Rather than have to conduct a survey every time the government wants to implement a new policy to see if people think the costs outweigh the benefits or not, economists have developed a measure called the value of statistical life (VSL) which measure the break even point at which society as a whole is willing to pay in order to reduce the statistical risk of death. This way, policy makers can figure out how much a policy will cost, for each life that is saved, and compare this with the VSL. For example, if VSL is estimated to by $4 million, then it means a policy which costs less than $4 million for each saved life, produces net social benefits, while a policy that would cost more than $4 million for each life saved represents a net social loss. Society would have been better off (on average) spending that money some other way.

VSL can be estimated by asking people their willingess to pay for marginal reductions in their chance of death. For example: "would you be willing to pay $10 per month for a new drug that would reduce your chance of having a fatal heart attack by one in 2000?" Responses are then averaged across society. Alternatively, it can be estimated by looking at the day to day decisions people make in their lives, that indicate a willingness to trade increased personal risk for money. Eg, do people work a job that is more dangerous because it pays better? or do people spend more money on the car with a higher safety rating?

In either case, the VSL is based on the AVERAGE willingness of citizens to pay for marginal safety improvements. It is in no way based on the "cost" to government of saving lives. It is not, as stated in the article "the cost of reducing the (average) number of deaths by one". In fact, it is the exact opposite. It is the BENEFIT of reducing the average number of deaths by one.

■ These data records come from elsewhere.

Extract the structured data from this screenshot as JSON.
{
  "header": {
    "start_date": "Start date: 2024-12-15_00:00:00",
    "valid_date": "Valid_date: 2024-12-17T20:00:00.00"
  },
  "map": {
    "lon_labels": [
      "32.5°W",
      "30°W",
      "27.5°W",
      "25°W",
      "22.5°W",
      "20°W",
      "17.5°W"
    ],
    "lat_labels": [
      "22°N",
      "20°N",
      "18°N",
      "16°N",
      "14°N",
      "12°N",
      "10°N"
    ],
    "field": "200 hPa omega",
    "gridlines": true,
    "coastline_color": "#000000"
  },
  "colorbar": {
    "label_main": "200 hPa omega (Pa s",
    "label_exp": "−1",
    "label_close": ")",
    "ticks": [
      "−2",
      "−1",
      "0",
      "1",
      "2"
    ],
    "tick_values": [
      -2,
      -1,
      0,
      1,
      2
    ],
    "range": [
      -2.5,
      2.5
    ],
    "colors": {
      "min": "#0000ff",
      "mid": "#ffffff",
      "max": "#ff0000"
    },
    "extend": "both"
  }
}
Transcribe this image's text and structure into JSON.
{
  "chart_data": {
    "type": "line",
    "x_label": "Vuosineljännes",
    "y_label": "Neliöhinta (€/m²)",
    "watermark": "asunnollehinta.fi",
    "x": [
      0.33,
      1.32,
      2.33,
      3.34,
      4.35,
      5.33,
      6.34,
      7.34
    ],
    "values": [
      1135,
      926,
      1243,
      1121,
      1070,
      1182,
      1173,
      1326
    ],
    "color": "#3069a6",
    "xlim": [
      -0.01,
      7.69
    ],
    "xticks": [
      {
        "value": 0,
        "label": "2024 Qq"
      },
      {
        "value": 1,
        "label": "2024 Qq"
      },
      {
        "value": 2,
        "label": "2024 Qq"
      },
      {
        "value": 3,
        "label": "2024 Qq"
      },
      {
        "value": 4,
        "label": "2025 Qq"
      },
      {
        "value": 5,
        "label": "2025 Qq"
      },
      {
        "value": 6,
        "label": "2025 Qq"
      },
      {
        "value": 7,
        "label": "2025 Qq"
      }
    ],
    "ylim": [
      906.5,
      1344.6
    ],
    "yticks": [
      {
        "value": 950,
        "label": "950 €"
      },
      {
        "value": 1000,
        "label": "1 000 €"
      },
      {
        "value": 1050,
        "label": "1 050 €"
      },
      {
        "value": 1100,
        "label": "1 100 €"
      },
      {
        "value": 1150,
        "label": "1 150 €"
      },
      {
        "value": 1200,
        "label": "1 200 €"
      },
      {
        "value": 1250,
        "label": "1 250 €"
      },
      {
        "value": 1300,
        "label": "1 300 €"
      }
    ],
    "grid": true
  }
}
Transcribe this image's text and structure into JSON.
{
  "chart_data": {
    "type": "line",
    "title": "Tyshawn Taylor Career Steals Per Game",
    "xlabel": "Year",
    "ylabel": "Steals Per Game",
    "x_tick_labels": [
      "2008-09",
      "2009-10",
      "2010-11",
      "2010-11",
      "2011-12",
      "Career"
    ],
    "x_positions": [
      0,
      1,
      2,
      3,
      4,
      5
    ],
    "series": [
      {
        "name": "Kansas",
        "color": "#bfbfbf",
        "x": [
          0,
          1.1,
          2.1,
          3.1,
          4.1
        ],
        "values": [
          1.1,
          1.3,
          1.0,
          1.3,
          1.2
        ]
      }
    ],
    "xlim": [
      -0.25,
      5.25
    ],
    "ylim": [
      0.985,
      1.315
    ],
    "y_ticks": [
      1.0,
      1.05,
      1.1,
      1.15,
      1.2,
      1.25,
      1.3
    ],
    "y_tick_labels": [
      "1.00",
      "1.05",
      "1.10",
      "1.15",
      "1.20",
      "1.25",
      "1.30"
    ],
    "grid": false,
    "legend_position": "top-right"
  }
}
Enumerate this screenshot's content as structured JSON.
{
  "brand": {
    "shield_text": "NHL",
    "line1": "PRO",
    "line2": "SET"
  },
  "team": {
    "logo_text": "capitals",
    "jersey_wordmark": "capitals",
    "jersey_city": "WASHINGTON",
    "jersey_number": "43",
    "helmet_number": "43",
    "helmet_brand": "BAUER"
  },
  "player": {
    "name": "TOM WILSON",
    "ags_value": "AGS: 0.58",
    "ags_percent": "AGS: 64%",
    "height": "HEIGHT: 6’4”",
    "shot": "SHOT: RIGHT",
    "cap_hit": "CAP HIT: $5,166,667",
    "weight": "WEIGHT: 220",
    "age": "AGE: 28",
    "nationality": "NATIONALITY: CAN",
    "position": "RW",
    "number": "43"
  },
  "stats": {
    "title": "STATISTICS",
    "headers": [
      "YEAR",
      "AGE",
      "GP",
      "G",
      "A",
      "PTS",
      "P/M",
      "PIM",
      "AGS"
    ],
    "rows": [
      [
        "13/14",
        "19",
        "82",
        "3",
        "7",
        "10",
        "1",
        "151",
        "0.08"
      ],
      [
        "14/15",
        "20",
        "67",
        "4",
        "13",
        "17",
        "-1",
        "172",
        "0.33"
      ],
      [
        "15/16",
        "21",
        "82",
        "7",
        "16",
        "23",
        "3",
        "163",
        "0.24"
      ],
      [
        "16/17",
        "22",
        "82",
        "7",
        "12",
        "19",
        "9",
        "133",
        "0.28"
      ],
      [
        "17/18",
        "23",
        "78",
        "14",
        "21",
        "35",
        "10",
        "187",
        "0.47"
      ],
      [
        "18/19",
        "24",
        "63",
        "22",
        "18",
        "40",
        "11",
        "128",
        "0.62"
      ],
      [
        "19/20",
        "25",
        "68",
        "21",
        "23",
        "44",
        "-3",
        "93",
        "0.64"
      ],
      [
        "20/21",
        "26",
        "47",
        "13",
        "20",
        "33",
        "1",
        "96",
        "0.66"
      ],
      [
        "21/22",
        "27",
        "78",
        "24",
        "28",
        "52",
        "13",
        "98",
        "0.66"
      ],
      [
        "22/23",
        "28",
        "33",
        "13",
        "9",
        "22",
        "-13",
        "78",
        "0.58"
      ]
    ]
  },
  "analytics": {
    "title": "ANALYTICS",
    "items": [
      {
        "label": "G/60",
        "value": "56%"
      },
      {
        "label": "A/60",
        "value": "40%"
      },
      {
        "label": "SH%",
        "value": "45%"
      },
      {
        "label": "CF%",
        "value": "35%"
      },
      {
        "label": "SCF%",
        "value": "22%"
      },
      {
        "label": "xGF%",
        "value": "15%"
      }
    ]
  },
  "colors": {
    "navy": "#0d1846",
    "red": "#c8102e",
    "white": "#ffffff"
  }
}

The article also makes statements like "it is also necessary to put a precise economic value on a given life". This is not what VSL is about at all. VSL is not about saying "Fred Smith's life is worth exactly $3,215,789" VSL is a measurement that realy only has meaning when applied to aggregate policy impacts. Not on a person by person basis. It used in cost benefit analysis to assess the benefits of saving lives. Policy makers may know that a given policy will save about 100 lives per year. But they have no way of knowing which 100 people those lives will be. Hence, they want a measure of the average value (benefit) of saving a life. The value of one specific life(the value Fred's life compared to Bill's life) is not relevant.

The "value of life" that is discussed in the accompanying artilce has nothing to do with VSL. A large number of economist (most/all economists?) would generaly favour a VSL approach to measuring/defining the value of life, rather than the approach taken in the article. From a social welfare analysis perspective, VSL or a similar willingness to pay measurement are certainly more valid for use in a cost-benefit analysis then the measure discussed in this article.

The way the article currently stands, it implies that the standard economic approach to measuring the value of life is to simply see how much it costs to save a life. This is definetly not the case. I think the article should be overhauled.

Failing that, a new article on VSL should be created, and this one should be linked to it.

As far as I could tell, there currently is no article on VSL.

P.S. In cost benefit analysis, economists often use measures of the Value of a Life Year (VOLY), a Quality Adjusted Life Year (QALY), or similar measure. These concepts are distinct from a VSL, but are quite similar. The position of the article is equally inconsistent with a VOLY or QALY approach to measuring the value of life.